For the WISER project, this meant having the villagers form resource management committees, which met monthly to discuss the area's resource conditions and form appropriate strategies to manage these resources. These committees worked directly with the project staff to develop programmes that would address the problems that they felt were most important. In the case of accountability for infrastructure, it was decided with the villagers that they would provide some days of free labor or provide local materials free of charge, so that they develop a sense of ownership and maintain the structures for their own benefit.

Tailormade for culture
Cultural realities also play an important role in the formation of a development process. On a very basic level, one has to understand that a project that was successful in the high mountains of the Chilean Andes is not guaranteed to work in the Nepalese Himalayas, just because both areas have similar ecosystems. The huge differences in the cultures and traditions of those peoples forces the realisation that development strategy cannot be transported or replicated from one area to another. Constructive ideas and concepts can float successfully between continents, but the actual strategy must be tailor-made to suit the cultural conditions of the people it intends to benefit.

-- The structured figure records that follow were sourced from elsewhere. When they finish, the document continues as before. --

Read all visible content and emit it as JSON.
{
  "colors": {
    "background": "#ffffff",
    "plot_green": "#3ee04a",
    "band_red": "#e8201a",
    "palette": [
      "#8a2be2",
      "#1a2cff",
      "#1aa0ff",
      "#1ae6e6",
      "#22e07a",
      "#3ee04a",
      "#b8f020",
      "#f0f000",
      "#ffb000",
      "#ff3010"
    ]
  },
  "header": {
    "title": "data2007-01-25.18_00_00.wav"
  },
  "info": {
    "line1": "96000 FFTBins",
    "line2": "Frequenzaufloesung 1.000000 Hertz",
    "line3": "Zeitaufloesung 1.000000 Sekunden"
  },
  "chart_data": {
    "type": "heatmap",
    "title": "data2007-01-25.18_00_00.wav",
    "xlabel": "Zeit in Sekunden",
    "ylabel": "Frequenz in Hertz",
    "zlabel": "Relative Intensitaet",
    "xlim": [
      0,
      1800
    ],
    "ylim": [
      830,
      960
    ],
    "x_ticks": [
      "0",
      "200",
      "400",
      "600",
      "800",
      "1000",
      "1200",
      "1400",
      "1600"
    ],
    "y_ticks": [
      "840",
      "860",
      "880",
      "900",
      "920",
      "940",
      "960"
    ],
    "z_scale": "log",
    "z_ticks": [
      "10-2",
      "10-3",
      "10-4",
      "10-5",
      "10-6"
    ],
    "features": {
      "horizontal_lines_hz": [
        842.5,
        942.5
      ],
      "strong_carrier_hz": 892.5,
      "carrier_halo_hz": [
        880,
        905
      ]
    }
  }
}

Coming from the West, I was amazed to see the issues which surfaced as major importance in the development process. Quarrels within the caste system, Hindu-Muslim conflicts and deep-rooted superstitions -- all weaved their way into the formation of the resource management polices. My lack of knowledge of the people in the WISER project area caused me to consider the following question: How can foreign or even indigenous centralised government agencies expect to arrive in an area with a workable development plan when they have no idea of the ground realities that exist in that area?

As a Westerner from the Hudson Valley region of New York and having spent just 6 months in the Himalayas, who am I to tell the Garhwali villagers what their problems are and how to fix them? How can anyone, even those with extensive educational or technical qualifications, expect to know the realities of an area better than the people who live there?

Suggestions can and should be presented by interested individuals or organisations, but ultimately, it has to be the local people who play the part of the decision-makers. Why? Because it is the local people, and not the Phd from the foreign or national institute, who will be living in that area and dealing with the consequences of development. Wouldn't you expect to have that same type of control over your life?

Evan Goldsmith has a degree in environmental planning from Bucknell University in the US. He is currently working in Anjanisain village in the Tehri Garhwal region of the Himalayas.